You push a 10 kg box up a rough ramp at a constant speed of 2 m/s.
uk=0.4
Theta=15
vi-vf=0 since constant which means a=0
Questions are
a. What is the rate at which you do work on the box? b. What is the rate at which gravity does work on the box? c. What is the rate at which friction does work on the box? d. What is the rate at which the net force does work on the box?

## Homework Equations

I am not certain believe I should find distance traveled first..
Then the rest of work might be simple..
W=F*d
Wyou=mg sin(0)(yf-yi)-Ff
Wgravity=mg cos 180(yf-yi)
ma+mgsin(theta)-ukmgcos(theta)
P = F*v = rate of work done
x

## The Attempt at a Solution

Ffric= uk*mgcos(theta)= .4(10kg)(9.8)cos(15)=.380N?

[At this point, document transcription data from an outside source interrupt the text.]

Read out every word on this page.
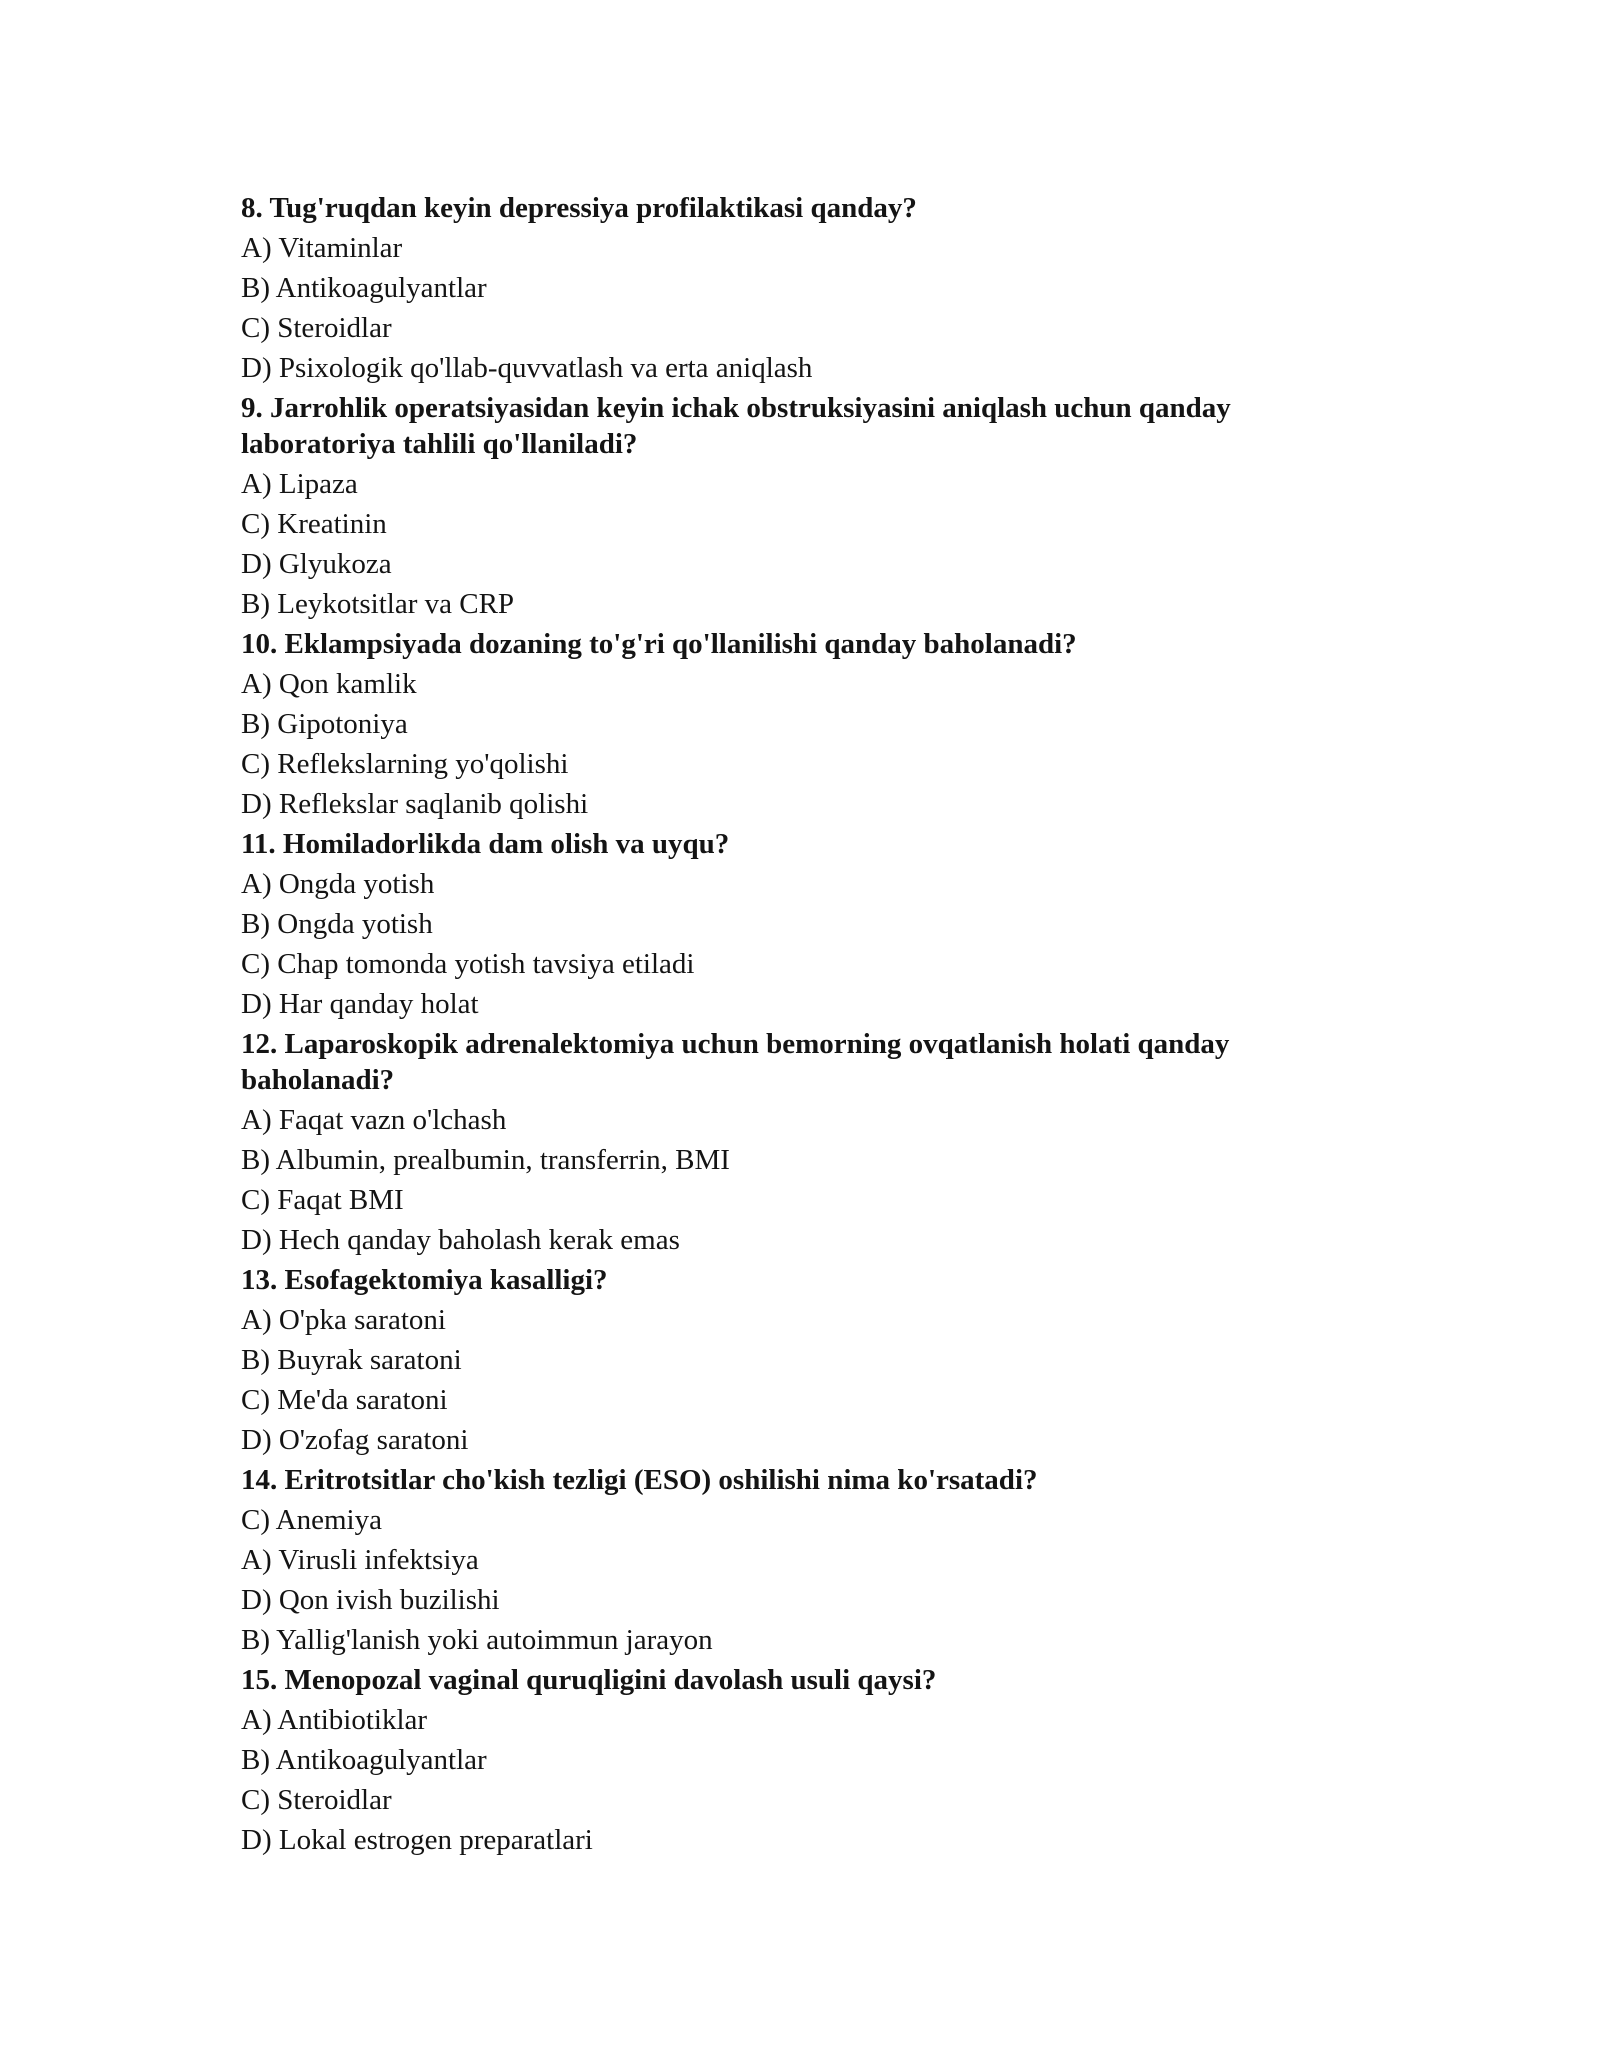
8. Tug'ruqdan keyin depressiya profilaktikasi qanday?
A) Vitaminlar
B) Antikoagulyantlar
C) Steroidlar
D) Psixologik qo'llab-quvvatlash va erta aniqlash
9. Jarrohlik operatsiyasidan keyin ichak obstruksiyasini aniqlash uchun qanday laboratoriya tahlili qo'llaniladi?
A) Lipaza
C) Kreatinin
D) Glyukoza
B) Leykotsitlar va CRP
10. Eklampsiyada dozaning to'g'ri qo'llanilishi qanday baholanadi?
A) Qon kamlik
B) Gipotoniya
C) Reflekslarning yo'qolishi
D) Reflekslar saqlanib qolishi
11. Homiladorlikda dam olish va uyqu?
A) Ongda yotish
B) Ongda yotish
C) Chap tomonda yotish tavsiya etiladi
D) Har qanday holat
12. Laparoskopik adrenalektomiya uchun bemorning ovqatlanish holati qanday baholanadi?
A) Faqat vazn o'lchash
B) Albumin, prealbumin, transferrin, BMI
C) Faqat BMI
D) Hech qanday baholash kerak emas
13. Esofagektomiya kasalligi?
A) O'pka saratoni
B) Buyrak saratoni
C) Me'da saratoni
D) O'zofag saratoni
14. Eritrotsitlar cho'kish tezligi (ESO) oshilishi nima ko'rsatadi?
C) Anemiya
A) Virusli infektsiya
D) Qon ivish buzilishi
B) Yallig'lanish yoki autoimmun jarayon
15. Menopozal vaginal quruqligini davolash usuli qaysi?
A) Antibiotiklar
B) Antikoagulyantlar
C) Steroidlar
D) Lokal estrogen preparatlari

which I think would = 0 so that must be wrong
I think I am on the wrong track, any help would be appreciated. Thank you!

[/B]

You are correct that acceleration is zero ... so d=vt
You are not asked to find the work, you are asked to find the rate of work ... which is power, which you have given as P=Fv
You know v, so you just want F ... remember though that the direction of the force and the velocity counts too.

Thank you for the clarification!.. so..
Pyou=mgsin(0)-ukmgcos(15) *V
Pg=mgcos(90)*v
Pfric=ukmgcos(15)*V
Pforcetotal=Fyou-Fg-Ffric*V
??

Remember that movement in the opposite direction of the force makes the work negative.
The actual equations are ##W=\vec F\cdot\vec s## and ##P = \vec F\cdot\vec v## (where ##\vec s## is the displacement vector).

Note: since the box moves at a constant velocity, what is the total (net) force on the box?